Pengaruh budaya Barat semakin meluas di berbagai belahan dunia, termasuk di Indonesia. Dalam menghadapi arus budaya tersebut, pelestarian budaya lokal menjadi sebuah tantangan yang krusial. Salah satu upaya pelestarian tersebut dapat dilakukan melalui penafsiran Alquran yang mengakar dalam budaya lokal.
Peran Penafsiran Alquran dalam Pelestarian Budaya Lokal di Indonesia
Penafsiran Alquran adalah bagian integral dari budaya Islam di berbagai belahan dunia, termasuk Indonesia. Penafsiran Alquran ini tidak hanya menjadi sarana untuk memahami ajaran agama, melainkan juga mencerminkan nilai-nilai lokal yang terkandung dalam budaya tersebut. Dalam konteks pelestarian budaya lokal, penafsiran Alquran dapat menjadi sebuah wadah yang sangat penting.

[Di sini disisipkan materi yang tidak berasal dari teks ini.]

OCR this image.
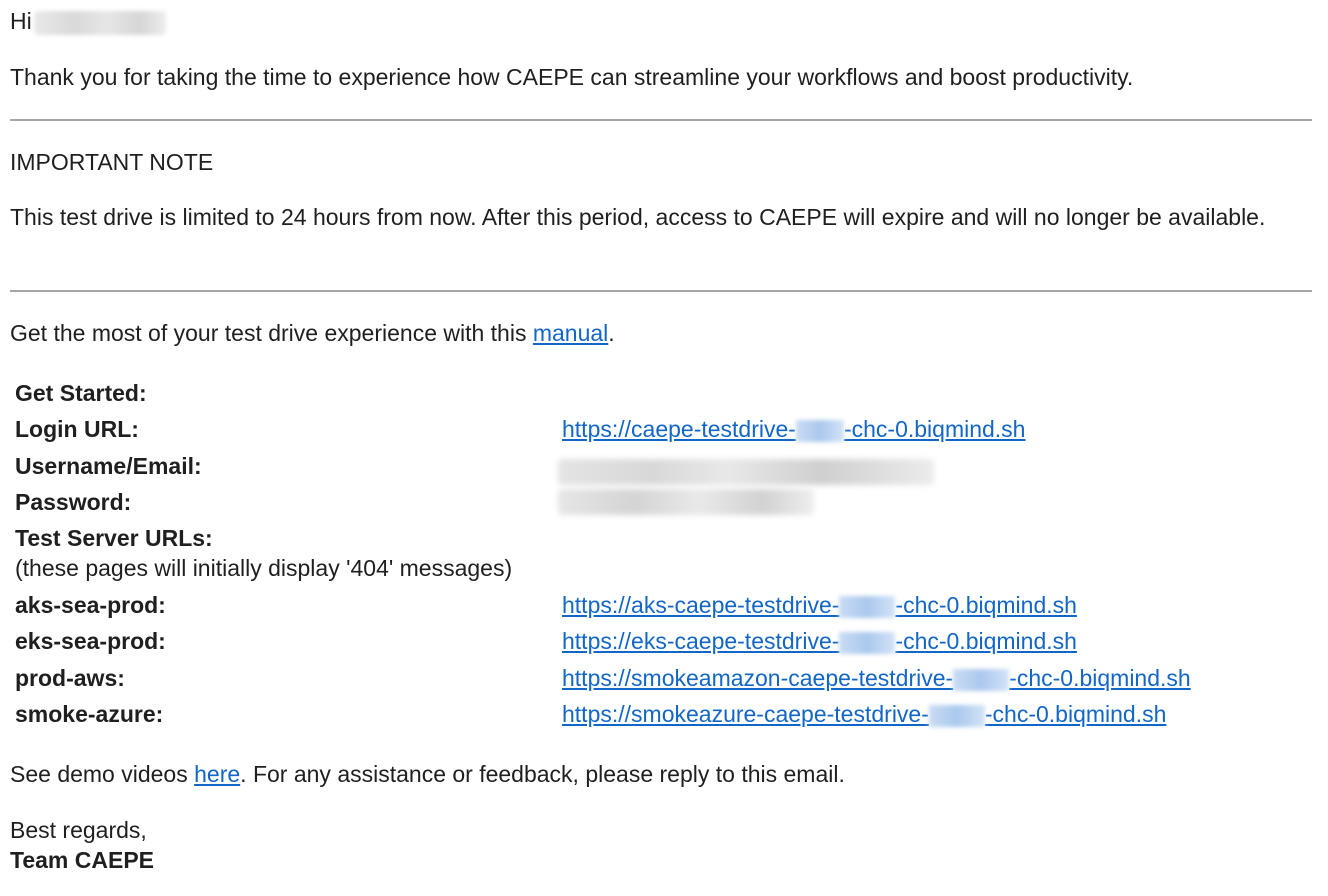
Hi
Thank you for taking the time to experience how CAEPE can streamline your workflows and boost productivity.
IMPORTANT NOTE
This test drive is limited to 24 hours from now. After this period, access to CAEPE will expire and will no longer be available.
Get the most of your test drive experience with this manual.
Get Started:
Login URL:	https://caepe-testdrive- -chc-0.biqmind.sh
Username/Email:
Password:
Test Server URLs:
(these pages will initially display '404' messages)
aks-sea-prod:	https://aks-caepe-testdrive- -chc-0.biqmind.sh
eks-sea-prod:	https://eks-caepe-testdrive- -chc-0.biqmind.sh
prod-aws:	https://smokeamazon-caepe-testdrive- -chc-0.biqmind.sh
smoke-azure:	https://smokeazure-caepe-testdrive- -chc-0.biqmind.sh
See demo videos here. For any assistance or feedback, please reply to this email.
Best regards,
Team CAEPE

Tafsir Alquran berbahasa Jawa misalnya, sejak abad 19 hingga awal abad 21 para ulama memainkan peran penting dalam keberlangsungan penulisan tafsir berbahasa Jawa tersebut. (Islah Gusmian, Tafsir Al-Qur’an Bahasa Jawa Peneguhan Identitas, Ideologi, dan Politik, hlm. 143) Tradisi penulisan tafsir dengan Bahasa Jawa ini terdiri dari beberapa variasi aksara yang digunakan, seperti aksara pegon, latin, dan Jawa.
Baca juga: Islah Gusmian dan Tafsir Al-Qur’an Berbahasa Jawa
Pada awal abad 19, muncul suatu tafsir yang menggunakan aksara pegon yaitu tafsir yang ditulis oleh Kiai Saleh Darat, Faid Ar-Rahman fi Turjumani Tafsir al-Kalam al-Malik Ad-Dayyan. Kemudian pada akhir abad 20, muncul tafsir al-Iklil fi Ma’ani al-Tanzil yang ditulis oleh K.H. Misbah Zainul Mustafa Bangilan dan tafsir al-Ibriz li Ma’rifati Tafsir al-Qur’an al-Aziz yang ditulis oleh K.H. Bisri Mustafa Rembang.
Selain tafsir dengan aksara pegon, tafsir dengan aksara latin dapat dijumpai dalam Tafsir Al-Qur’an Basa Jawi karya K.H. Muhammad Adnan, Tafsir Qur’an Hidajatur Rahman karya Moenawar Chalil, al-Huda Tafsir Qur’an Bahasa Jawi karya Bakri Syahid, dan Sekar Saei Kidung Rahayu, Sekar Sari Macapat Terjamahanipun Juz ‘Amma karya Achmad Djuwahir Anomwidjaja.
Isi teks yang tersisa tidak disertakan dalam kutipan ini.